What sort of ⁓ tips do you have to maybe help someone establish themselves with these type of clients, showing that you're capable and that WordPress is the right way to go?
Rachel Berry (00:56)
⁓ I think it's getting really clear on your niche and what you're going to provide as a solution and then investing in the presentation of that. ⁓ As I say for us, it's about making sure that you're when you're selling something, it's very clear. The process is very clear, strong communication, understanding the client organization and doing research into that and going in prepared to understand their problems holistically.
especially enterprise because it's not just technology. ⁓ It's a holistic sort of challenge. You know they might be looking to move into different ⁓ markets and things like that so really understanding their pain points as organizations to then present a solution that can be covered off with WordPress. I think WordPress could do so much for organizations at an enterprise level so I suppose finding those issues and then creating a solution, a holistic solution around it but
To me, mean, it's honesty, it's realism, it's positioning yourself as a partner, building that relationship. ⁓
And where my expertise lies is really on client service. We are a service agency, and that's not to be old school, but ⁓ prompt in our responses, making sure the client's always aware of things and where things are at, building that confidence, that relationship.

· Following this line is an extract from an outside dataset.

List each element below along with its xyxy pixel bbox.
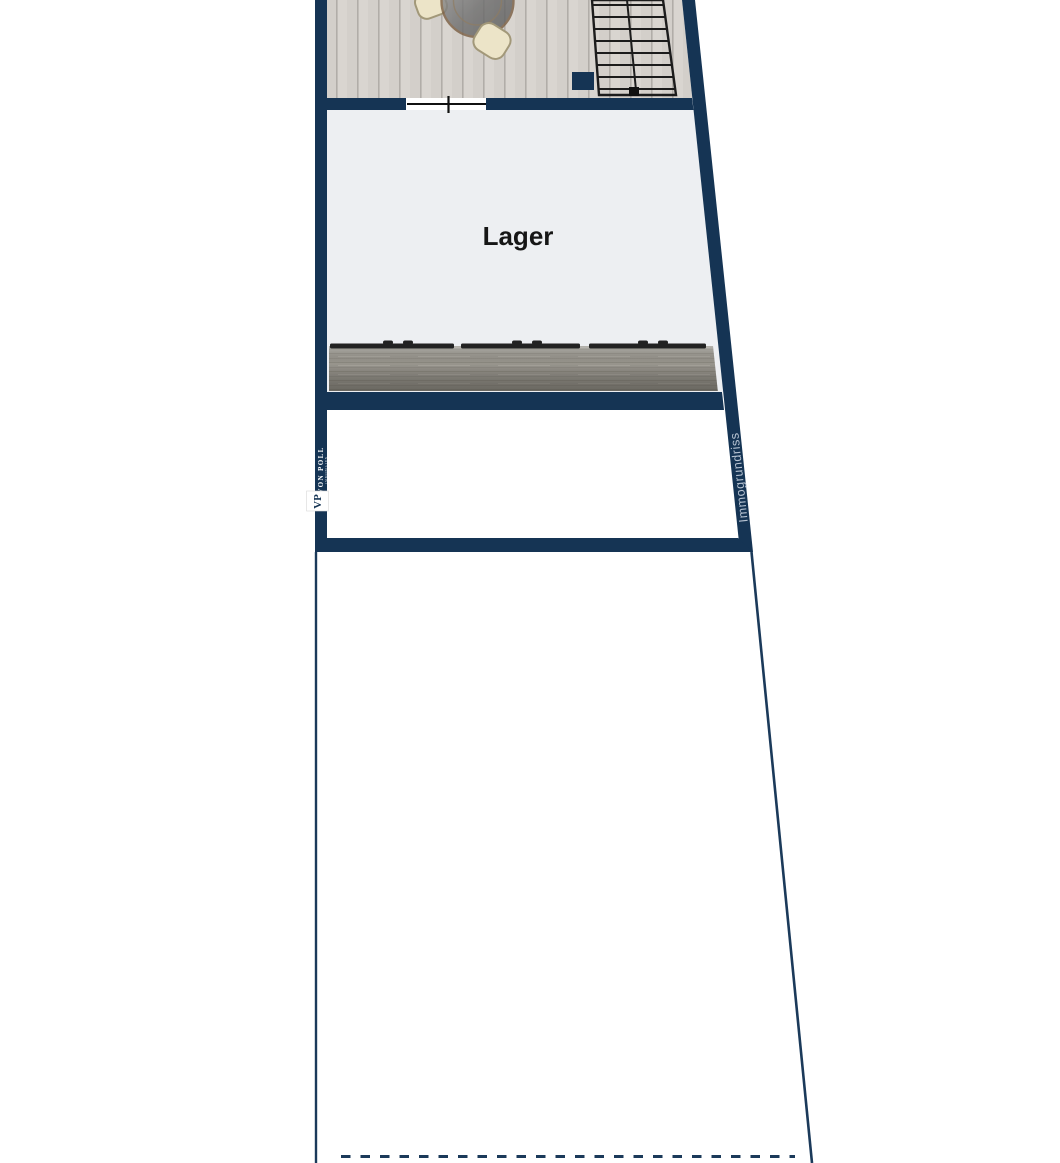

especially remote, know, we're working across different time zones and doing all we can to be there for our clients and make them feel confident in our offering.
I actually have some quotes for tips that I could read to you that I thought were really great, express my ethos around that is clients don't stay because of contracts. They stay because of trust and clear communication builds confidence, confidence, builds those long-term partnerships. Your best clients always feel heard. They don't feel sold to.
Eric Karkovack (02:41)
absolutely.
Rachel Berry (03:03)
Strong relationships are built between projects, not just during them. Under promise, they always say under promise is over deliver, but I think that's wrong. think it's more about under promise than over communicate and then just deliver consistently. I think is really the key. And most client problems aren't delivery problems.

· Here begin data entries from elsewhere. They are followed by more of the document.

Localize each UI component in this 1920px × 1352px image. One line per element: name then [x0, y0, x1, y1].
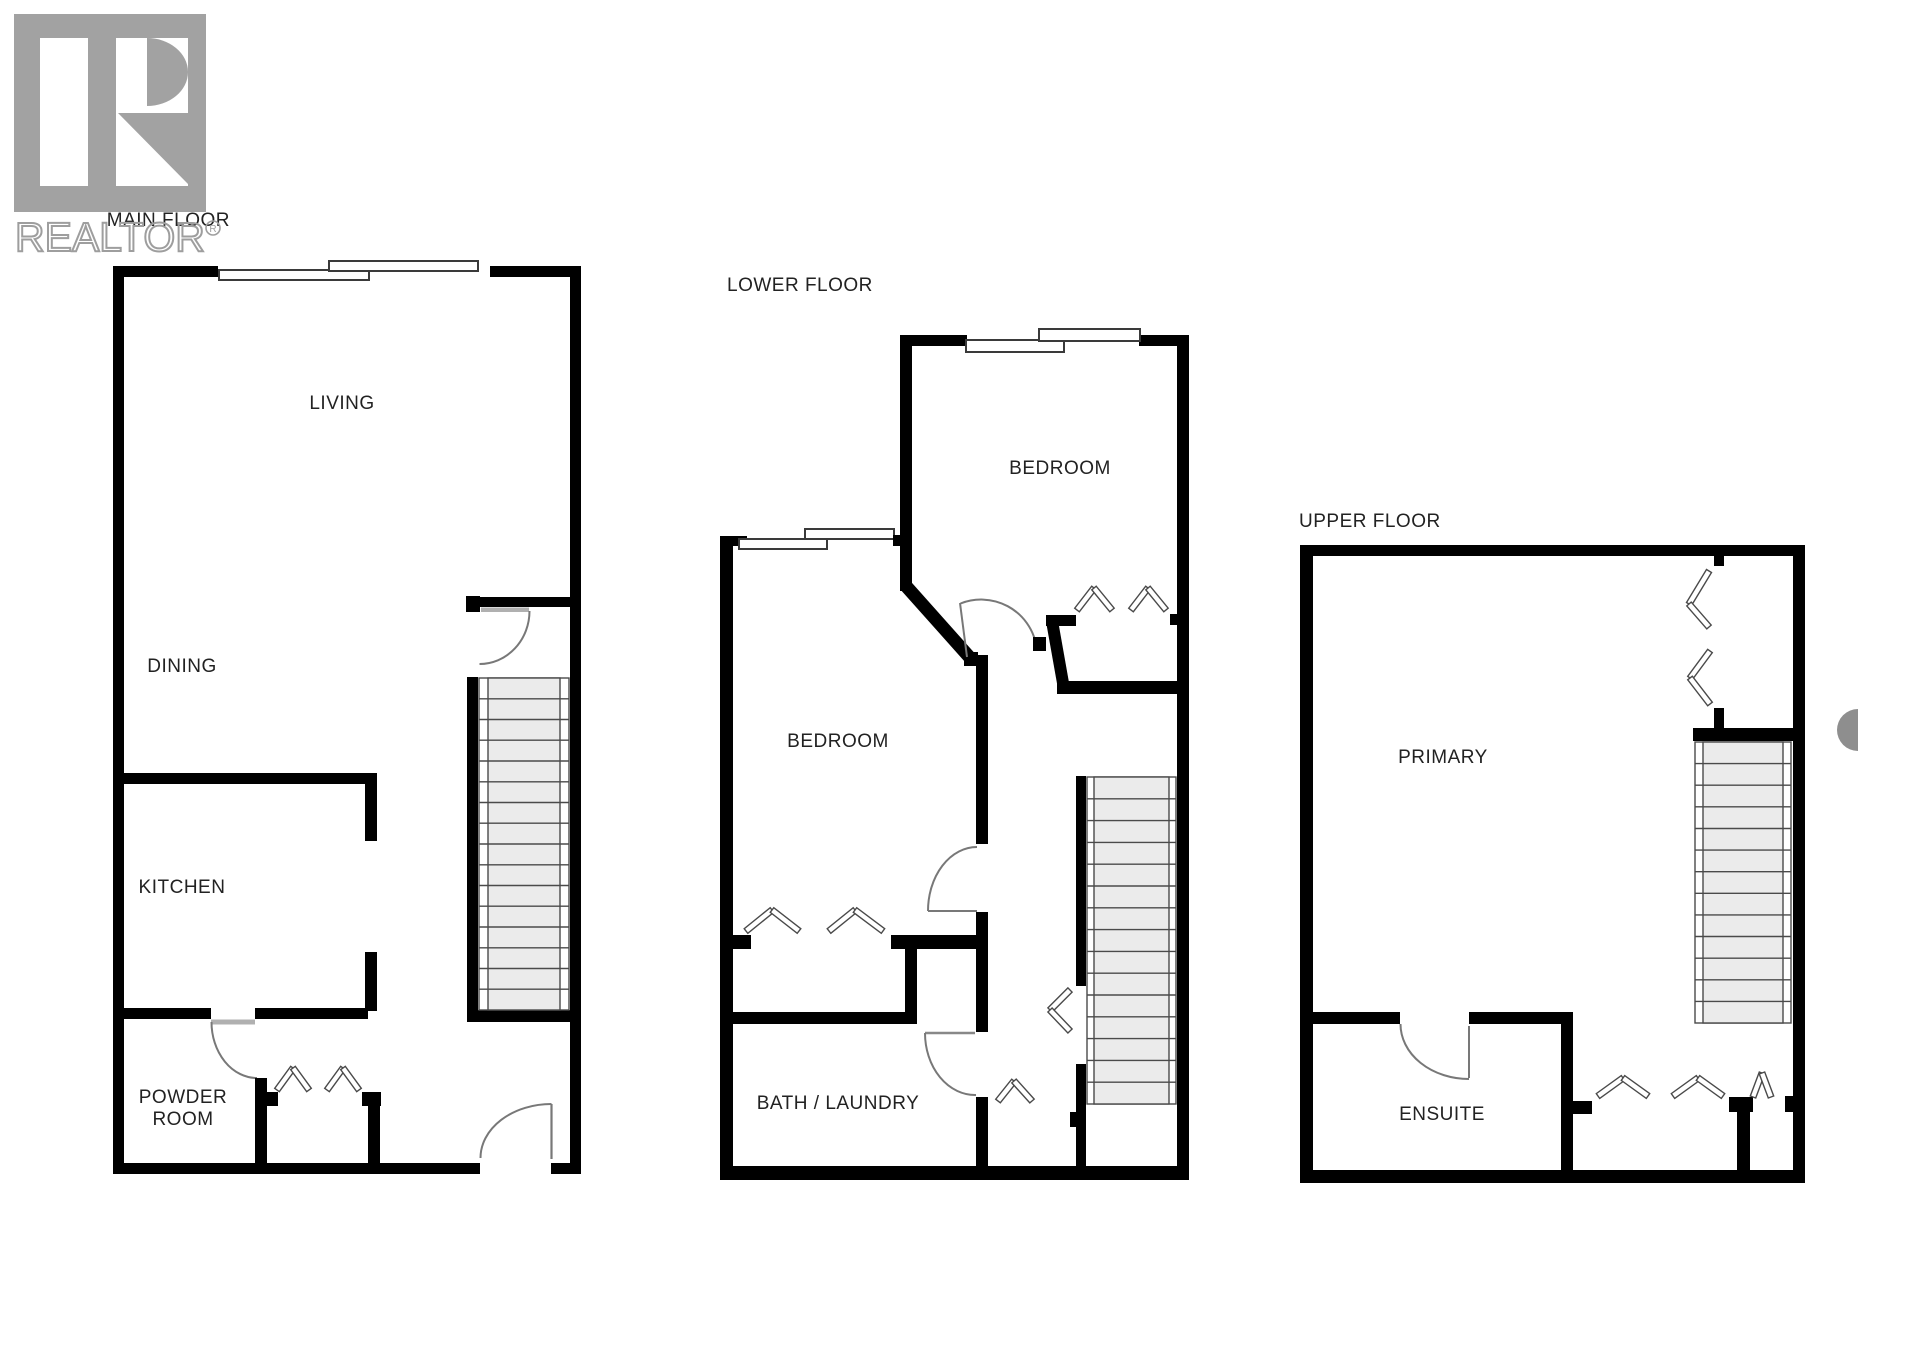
svg-text:ROOM: ROOM: [152, 1109, 213, 1130]
svg-text:BEDROOM: BEDROOM: [787, 731, 889, 752]
svg-text:KITCHEN: KITCHEN: [139, 877, 226, 898]
svg-text:PRIMARY: PRIMARY: [1398, 747, 1488, 768]
svg-text:UPPER FLOOR: UPPER FLOOR: [1299, 511, 1441, 532]
svg-text:ENSUITE: ENSUITE: [1399, 1104, 1485, 1125]
svg-text:BEDROOM: BEDROOM: [1009, 458, 1111, 479]
svg-text:LOWER FLOOR: LOWER FLOOR: [727, 275, 873, 296]
svg-text:POWDER: POWDER: [139, 1087, 228, 1108]
svg-text:LIVING: LIVING: [309, 393, 374, 414]
svg-text:R: R: [209, 224, 216, 235]
svg-text:BATH / LAUNDRY: BATH / LAUNDRY: [757, 1093, 920, 1114]
svg-text:DINING: DINING: [147, 656, 217, 677]
svg-text:REALTOR: REALTOR: [15, 214, 205, 260]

I think they're expectation problems. And a surprise client is really a happy client. again, constant communication, making sure everyone knows where they stand. Clients don't want more features, they want outcomes. And I think that is really very true, again, in the enterprise space. You know, they don't really...
Eric Karkovack (03:46)
yeah.
Rachel Berry (03:47)
care so much about the underlying solution. They want to know how that solution is going to bring them growth and business outcomes at the end of the day. great client services about helping clients make good decisions, not just fast ones.
We often get asked from very senior stakeholders for their budget planning for the next year. It always comes no matter how prepared. The last minute and I think, you know, making stock and trying to think about things for the long term is really important and asking for more time. think timelines are always flexible. And when clients succeed, agencies grow. And so, you know, for us as an agency, making sure that we do all those things is really important because
is how we bring in a lot of our business. So we want people to have a really enjoyable experience working with us, a great product, and kind of go from there and spread that word. And as they move on in their careers, they always come back to us to continue the work that we can do with them. So that's my ethos. It served me well. And hopefully that's helpful for others to hear.